Лежу в госпитальной палате, а вокруг жизнь.
Пишет знакомая девица:

"- Почему они не поклонились? – возмущенно спросила я, когда на сцену вышли чтецы и сямисэн-мэны.
- Потому что их как бы нет, - объяснила Глория.
«Как бы нет» кукловодов, на каждую куклу приходится несколько фигур в мешках, и только в третьем акте с двух соколов снимают колпачки – это мастера, которые проводят самую сложную финальную сцену, но их всё равно «как бы нет», они никогда не смотрят в зал.
Поначалу немного смешно – когда одну куклу ведут три человека, это смахивает на групповое изнасилование.
Поначалу очень смешно – когда на экране под сценой зелёными буквами загораются высокопарные фразы про «умереть вместе» и «прическа растрепалась, пояс развязался. печальная картина.». И много ещё забавного для европейца, но где-то во втором акте я перестала видеть и кукловодов, и зелёные буквы.

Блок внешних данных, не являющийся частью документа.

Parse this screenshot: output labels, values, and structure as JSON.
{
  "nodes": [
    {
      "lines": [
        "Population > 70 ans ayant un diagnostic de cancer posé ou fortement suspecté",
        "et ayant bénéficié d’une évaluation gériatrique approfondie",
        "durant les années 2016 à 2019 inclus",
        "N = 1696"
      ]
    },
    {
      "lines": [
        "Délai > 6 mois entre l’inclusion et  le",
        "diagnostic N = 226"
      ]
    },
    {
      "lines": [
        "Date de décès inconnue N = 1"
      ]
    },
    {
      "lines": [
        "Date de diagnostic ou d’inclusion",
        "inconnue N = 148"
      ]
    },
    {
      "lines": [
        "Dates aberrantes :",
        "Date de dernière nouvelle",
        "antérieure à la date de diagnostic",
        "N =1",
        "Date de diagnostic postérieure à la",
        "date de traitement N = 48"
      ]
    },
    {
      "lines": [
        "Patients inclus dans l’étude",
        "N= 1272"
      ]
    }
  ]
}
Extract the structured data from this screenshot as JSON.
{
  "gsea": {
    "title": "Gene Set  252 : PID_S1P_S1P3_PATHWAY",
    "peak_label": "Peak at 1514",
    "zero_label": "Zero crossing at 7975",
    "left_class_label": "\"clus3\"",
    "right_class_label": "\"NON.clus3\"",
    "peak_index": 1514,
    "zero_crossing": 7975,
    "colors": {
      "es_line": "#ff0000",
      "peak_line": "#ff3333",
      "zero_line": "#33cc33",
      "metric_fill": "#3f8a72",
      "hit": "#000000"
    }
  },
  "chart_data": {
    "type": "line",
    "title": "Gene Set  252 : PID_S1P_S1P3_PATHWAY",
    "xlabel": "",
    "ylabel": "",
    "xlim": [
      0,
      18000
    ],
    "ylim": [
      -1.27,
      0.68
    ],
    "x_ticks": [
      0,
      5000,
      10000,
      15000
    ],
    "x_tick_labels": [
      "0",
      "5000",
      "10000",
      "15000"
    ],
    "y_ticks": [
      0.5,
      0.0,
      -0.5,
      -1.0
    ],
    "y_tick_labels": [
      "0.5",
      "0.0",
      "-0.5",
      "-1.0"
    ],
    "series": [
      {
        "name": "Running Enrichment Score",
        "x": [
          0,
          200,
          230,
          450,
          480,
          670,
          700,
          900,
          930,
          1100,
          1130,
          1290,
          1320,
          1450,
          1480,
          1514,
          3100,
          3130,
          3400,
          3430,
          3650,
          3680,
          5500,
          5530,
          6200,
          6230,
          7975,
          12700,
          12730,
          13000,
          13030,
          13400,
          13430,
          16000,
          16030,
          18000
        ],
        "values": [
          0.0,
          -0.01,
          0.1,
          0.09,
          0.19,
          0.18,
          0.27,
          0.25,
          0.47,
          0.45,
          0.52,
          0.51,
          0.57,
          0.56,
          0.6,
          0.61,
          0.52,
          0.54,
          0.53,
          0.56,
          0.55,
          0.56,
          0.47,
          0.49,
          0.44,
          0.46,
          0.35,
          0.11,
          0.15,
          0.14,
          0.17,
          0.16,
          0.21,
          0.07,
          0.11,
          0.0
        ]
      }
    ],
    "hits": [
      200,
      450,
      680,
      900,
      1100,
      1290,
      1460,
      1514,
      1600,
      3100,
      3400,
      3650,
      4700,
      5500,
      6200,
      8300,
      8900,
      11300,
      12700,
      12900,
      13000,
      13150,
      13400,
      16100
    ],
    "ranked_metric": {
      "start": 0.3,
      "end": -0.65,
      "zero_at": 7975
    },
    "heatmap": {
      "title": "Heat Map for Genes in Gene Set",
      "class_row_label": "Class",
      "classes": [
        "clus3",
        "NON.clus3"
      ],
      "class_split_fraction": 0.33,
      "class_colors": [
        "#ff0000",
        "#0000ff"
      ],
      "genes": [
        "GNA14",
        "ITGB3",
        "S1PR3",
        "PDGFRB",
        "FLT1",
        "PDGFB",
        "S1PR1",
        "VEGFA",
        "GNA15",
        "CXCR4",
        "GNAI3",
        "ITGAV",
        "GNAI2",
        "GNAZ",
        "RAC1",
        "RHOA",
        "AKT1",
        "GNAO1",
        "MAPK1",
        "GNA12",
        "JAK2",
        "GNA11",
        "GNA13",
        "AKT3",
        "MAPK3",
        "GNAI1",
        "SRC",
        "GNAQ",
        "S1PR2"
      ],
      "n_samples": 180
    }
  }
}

Кукольная женщина сидит на веранде, прикрыв подолом кукольного мужчину, который прячется под настилом. «Мы умрем?» - говорит она, глядя в пространство, и он берёт её маленькую белую ступню и проводит по своему горлу. (Потом я, конечно, узнаю, что кукольным женщинам в японском театре ног не полагается, и только специально для этого спектакля кукле О-Хацу выдали одну)
Наступает ночь, фонарь гаснет, куклы собираются бежать, но боятся открыть скрипучую дверь. Служанка высекает огонь, и в такт со звуками огнива они всё-таки открывают эту дверь и бегут, и падают в темноте, запутываясь в одеждах, и где-то среди нелепых движений ненадолго перестают быть куклами.

Потом они стоят, а мимо плывут мосты и рощи. «Что это за два всполоха там, в небе?», спрашивает она, и я заботливо смотрю в бинокль: «да это две тряпочки на палках!», но он опережает меня, отвечая: «это две наши души улетают». Они говорят друг другу вещи, которые невозможно процитировать, потому что произносить такое разрешено только куклам.

И, пожалуй, старикам. Я однажды слышала, как один очень пожилой и уже немного нездешний писатель сказал кому-то «деточка, я вдруг понял… я вдруг понял, в чём наша беда: мы никогда не были на небесах, и все наши песни – земные». Я подумала, что скажи такое человек лет на сорок моложе, была бы чудовищная пошлость, а в его устах это правда, которую невозможно повторить, но можно прожить.
И с этими куклами можно прожить их последнюю ночь, и храмовый колокол, и последнее движение, которым мужчина проводит по своему горлу мечом - точно так же, как недавно - маленькой белой ступнёй О-Хацу."